The first time I heard the term “Macro-nutrients” I nodded my head and pretended I understood. Yes, yes of course those are very important… whatever they are.

When you think of nutrients, you may often start reciting the list, like preschool all over again. Vitamin A, B, C, D... Potassium, Magnesium, Calcium. Drink your milk. These are called micronutrients. Because they’re small. Micro = small. Nutrients = essential. So what in the world would a macronutrient look like? A bunch of micronutrients all smooshed together?

Well, yeah.

It’s easy to overthink, but macronutrients are simply essential foods. Protein, Fat, and Carbohydrates. In a sense, yes they are a bunch of micronutrients stuck together to form one big macronutrient. It’s really that simple. Big - essential - food.

Now that we’ve cleared all that up, what makes the macro’s essential?

Like water is essential because we consist of more than 60% of it, so are the macro’s. Our bodies are comprised of many things, but to put it plainly, we consist of macronutrients.
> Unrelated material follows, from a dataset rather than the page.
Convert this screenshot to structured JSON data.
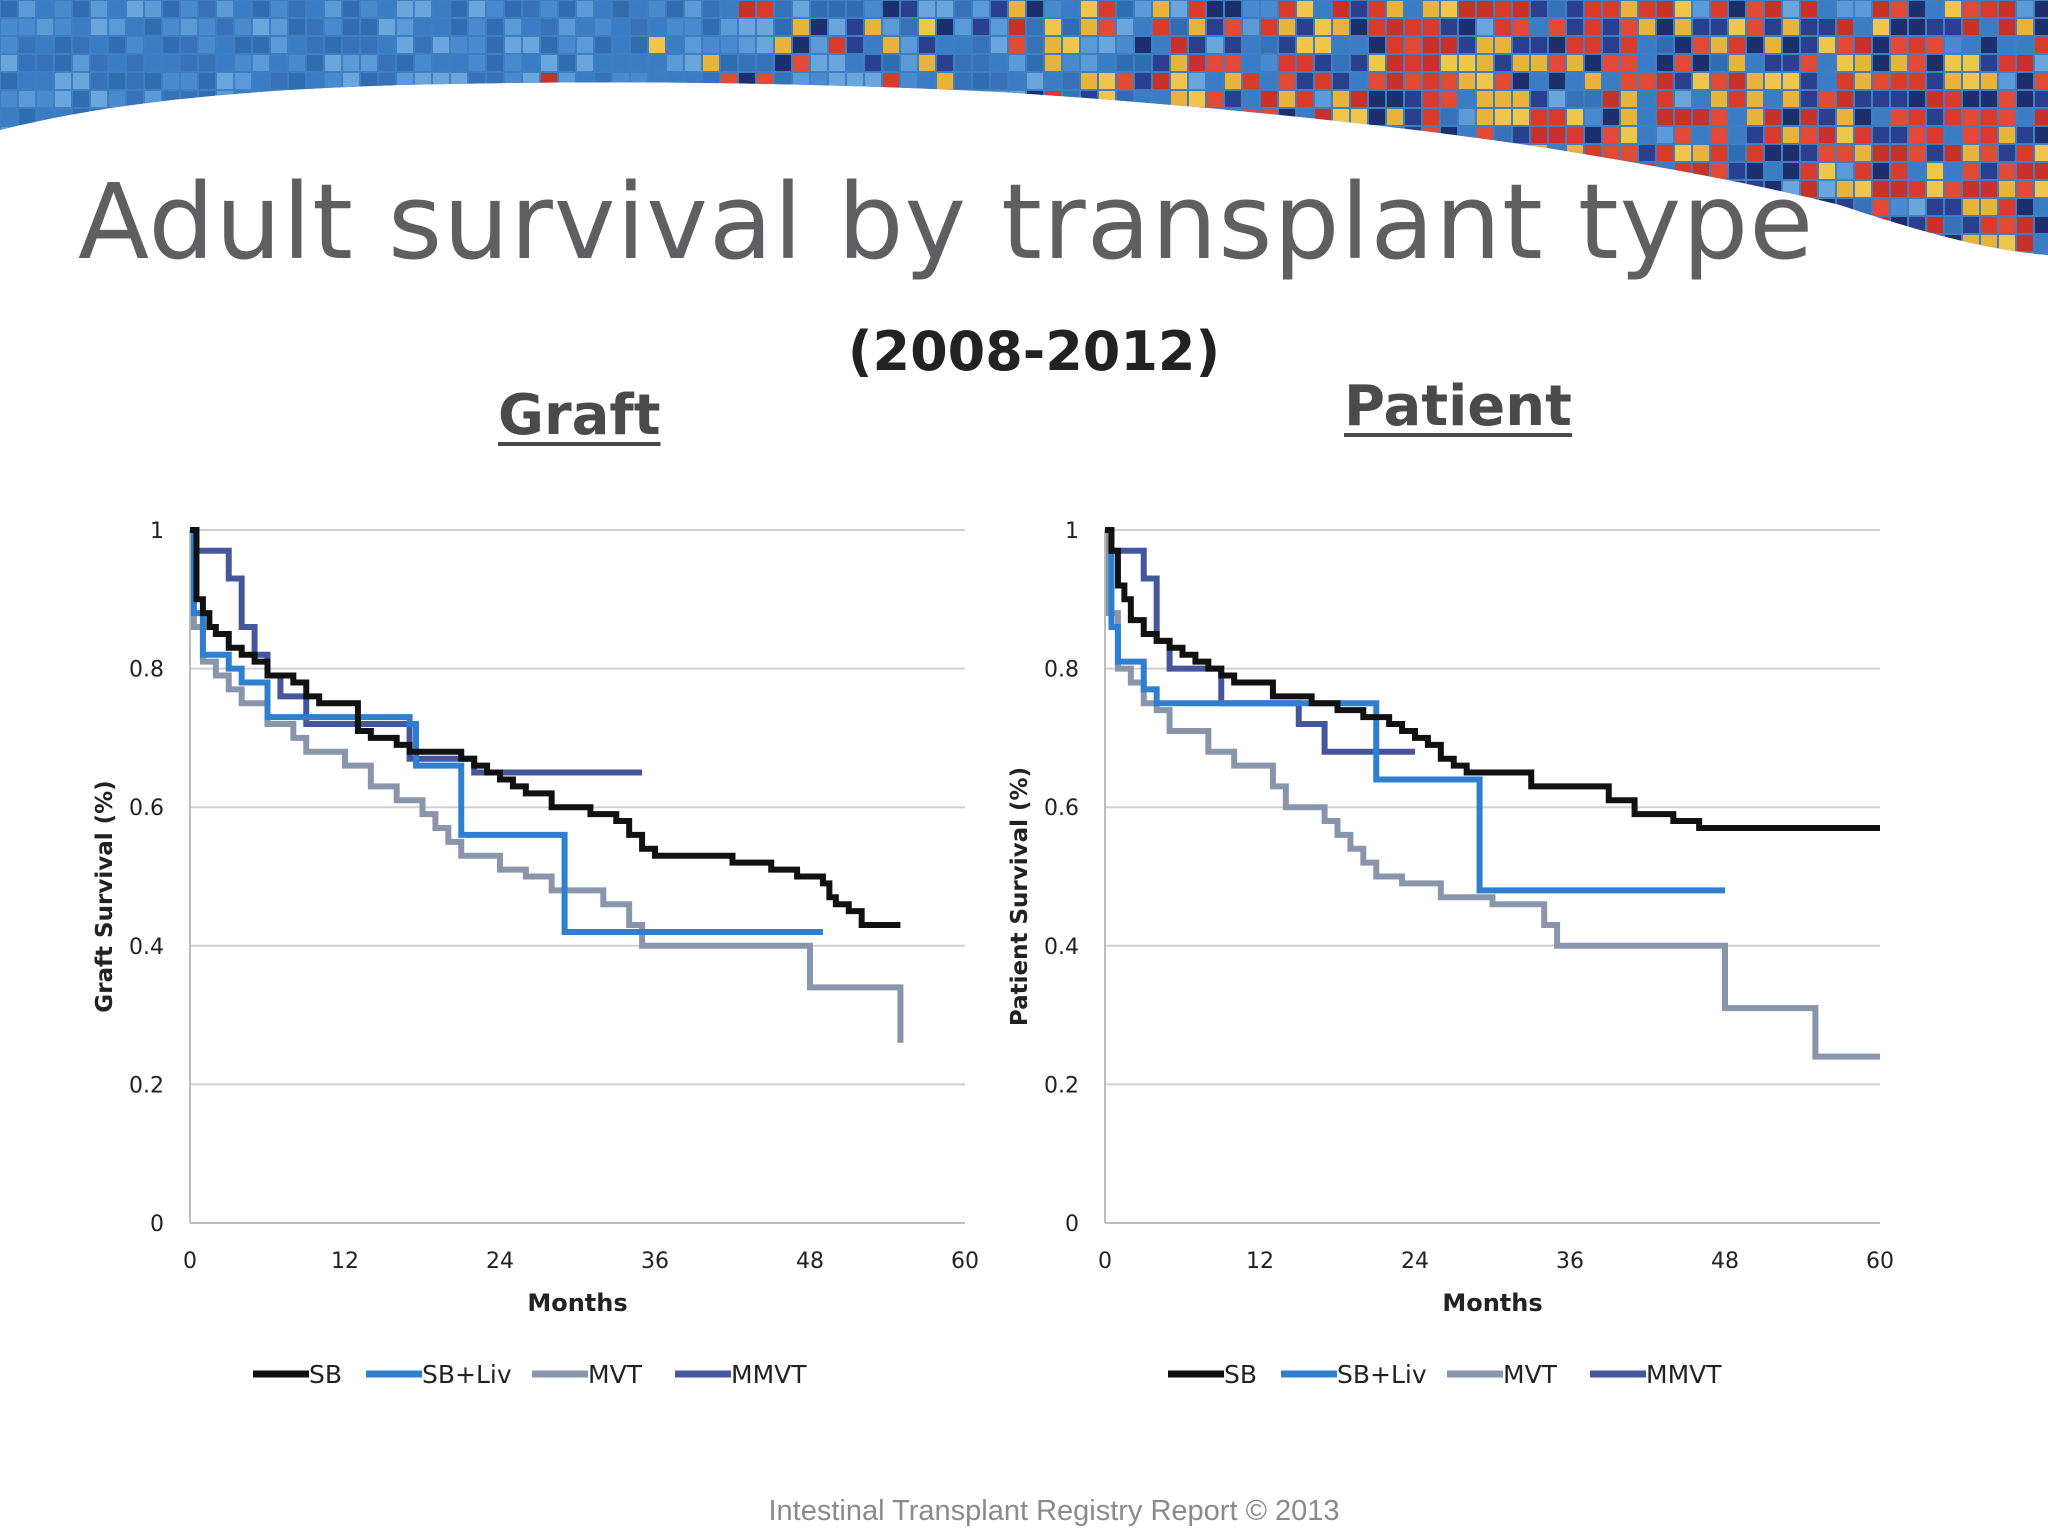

Protein makes up around 17% of our bodies. Life would not exist without protein. Sounds important. Carbs make up about 5% of our bodies. Fat, like protein, makes up 17% as well. How do we get these macronutrients?

How do you get water? Not intravenously. Normally.

I think you know what I’m getting at.

Then what about the ratio? It appears to have some sort of importance, since the percentages vary as to our actual bodies composition. Philosophies scatter abroad in this area, and the discussion can get quite heated.

The only thing most reasonable “experts” can agree on is that no one should be completely cutting out any of the three.

Every person is different. It would be unwise to say there is only one way to balance the macronutrients. The best thing to do is to figure out what your body responds to the best. Experiment. Keep a food log (more important than you may think!). Listen to your body.

Lastly, eat the macro’s that have the best and most micro’s in them. Many don’t, so read your labels.